O É Tudo Verdade – Festival Internacional de Documentários anunciou nesta quarta (23) a primeira relação de selecionados para sua 16a. edição, que se realiza entre 31 de março e 10 de abril, em São Paulo e Rio de Janeiro. Sete filmes inéditos participarão da competição de longas e médias-metragens. Nove curtas-metragens, sendo cinco inéditos, farão a disputa do formato. A organização informa que outros títulos nacionais inéditos, assim como a seleção internacional, serão anunciados nos próximos dias.

O documentário vencedor da disputa de longas e médias-metragens nacionais inéditos receberá o Troféu É Tudo Verdade, criado pelo artista plástico Carlito Carvalhosa, e o Prêmio CPFL Energia / É Tudo Verdade, no valor de R$ 100 mil. O vencedor na disputa de curtas brasileiros receberá o Troféu É Tudo Verdade e um prêmio em dinheiro no valor de R$ 10 mil.

COMPETIÇÃO BRASILEIRA DE LONGAS E MÉDIAS

“Assim É, Se Lhe Parece”, de Carla Gallo (SP, 74 min). Um perfil do artista plástico Nelson Leirner, seu cotidiano, seu método de criação e suas crenças.

“Aterro do Flamengo”, de Alessandra Bergamaschi (RJ, 69 min). Uma câmera estática capta, em tempo real, uma cena urbana e as diversas reações dos transeuntes a um episódio inusitado.

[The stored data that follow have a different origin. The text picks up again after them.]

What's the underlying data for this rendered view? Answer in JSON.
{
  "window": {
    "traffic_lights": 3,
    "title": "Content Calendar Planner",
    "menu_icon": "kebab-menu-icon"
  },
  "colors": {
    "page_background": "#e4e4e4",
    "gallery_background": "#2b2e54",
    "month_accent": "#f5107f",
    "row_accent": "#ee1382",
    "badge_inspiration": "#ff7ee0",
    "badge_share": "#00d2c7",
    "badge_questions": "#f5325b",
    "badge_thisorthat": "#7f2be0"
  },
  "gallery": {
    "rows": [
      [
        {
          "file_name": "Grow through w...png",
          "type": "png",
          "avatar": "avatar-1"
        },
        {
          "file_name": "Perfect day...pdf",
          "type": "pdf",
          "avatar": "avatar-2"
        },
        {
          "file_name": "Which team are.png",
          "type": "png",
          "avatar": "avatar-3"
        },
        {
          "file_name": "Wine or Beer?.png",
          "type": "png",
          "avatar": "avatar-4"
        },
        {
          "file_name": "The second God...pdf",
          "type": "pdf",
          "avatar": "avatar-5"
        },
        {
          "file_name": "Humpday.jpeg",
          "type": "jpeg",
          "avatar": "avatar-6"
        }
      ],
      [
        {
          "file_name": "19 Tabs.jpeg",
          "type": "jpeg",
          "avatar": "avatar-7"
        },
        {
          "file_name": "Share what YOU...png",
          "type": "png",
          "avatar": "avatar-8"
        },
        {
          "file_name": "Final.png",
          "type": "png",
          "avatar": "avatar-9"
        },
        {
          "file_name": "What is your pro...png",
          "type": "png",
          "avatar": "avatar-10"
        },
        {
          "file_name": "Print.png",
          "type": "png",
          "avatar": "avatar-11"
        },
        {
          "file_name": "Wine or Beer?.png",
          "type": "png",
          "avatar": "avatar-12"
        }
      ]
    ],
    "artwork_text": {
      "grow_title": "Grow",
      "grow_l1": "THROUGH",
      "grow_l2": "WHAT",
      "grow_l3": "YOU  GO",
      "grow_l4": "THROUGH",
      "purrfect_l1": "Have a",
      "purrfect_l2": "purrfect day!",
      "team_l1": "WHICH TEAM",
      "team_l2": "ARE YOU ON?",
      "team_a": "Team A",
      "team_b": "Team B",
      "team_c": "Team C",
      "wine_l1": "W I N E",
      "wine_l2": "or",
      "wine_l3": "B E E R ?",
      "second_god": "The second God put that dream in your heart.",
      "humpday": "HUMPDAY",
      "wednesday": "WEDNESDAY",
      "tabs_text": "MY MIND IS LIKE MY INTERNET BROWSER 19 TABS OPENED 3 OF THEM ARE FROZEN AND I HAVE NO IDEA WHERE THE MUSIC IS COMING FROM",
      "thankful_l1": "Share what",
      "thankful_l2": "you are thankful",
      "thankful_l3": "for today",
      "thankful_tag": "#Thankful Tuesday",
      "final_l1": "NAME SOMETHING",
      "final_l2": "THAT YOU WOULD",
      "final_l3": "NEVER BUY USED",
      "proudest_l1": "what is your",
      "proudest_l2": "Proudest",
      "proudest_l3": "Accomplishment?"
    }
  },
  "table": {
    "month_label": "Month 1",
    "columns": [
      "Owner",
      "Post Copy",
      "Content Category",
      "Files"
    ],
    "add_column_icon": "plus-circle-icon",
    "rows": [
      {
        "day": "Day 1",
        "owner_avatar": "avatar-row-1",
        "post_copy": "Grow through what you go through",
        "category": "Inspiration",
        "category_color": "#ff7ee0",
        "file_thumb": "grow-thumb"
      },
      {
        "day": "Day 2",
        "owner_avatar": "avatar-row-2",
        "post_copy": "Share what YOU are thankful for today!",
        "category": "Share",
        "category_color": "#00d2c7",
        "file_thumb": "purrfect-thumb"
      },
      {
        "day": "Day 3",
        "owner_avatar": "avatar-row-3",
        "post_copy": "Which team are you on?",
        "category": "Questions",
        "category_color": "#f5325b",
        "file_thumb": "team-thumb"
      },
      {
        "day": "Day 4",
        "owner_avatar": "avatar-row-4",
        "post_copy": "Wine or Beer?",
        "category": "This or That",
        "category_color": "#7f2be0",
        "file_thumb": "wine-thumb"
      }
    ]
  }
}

“Carne, Osso”, de Caio Cavechini e Carlos Juliano Barros (SP, 56 min). Um mergulho no mundo dos frigoríficos brasileiros, marcado por condições precárias, riscos e danos à saúde de seus trabalhadores.

“Família Braz II”, de Dorrit Harazim e Arthur Fontes (RJ, 82 min). Reencontrando personagens focalizados em outro documentário, há uma década, os diretores atualizam a visão da nova classe média brasileira, através do perfil de uma família moradora na Vila Brasilândia paulistana.

“Tancredo, A Travessia”, de Silvio Tendler (RJ, 90 min). A trajetória do político mineiro Tancredo Neves (1910-1985), desde sua ligação com Getúlio Vargas até o trágico episódio da doença que o impediu de assumir a Presidência do Brasil.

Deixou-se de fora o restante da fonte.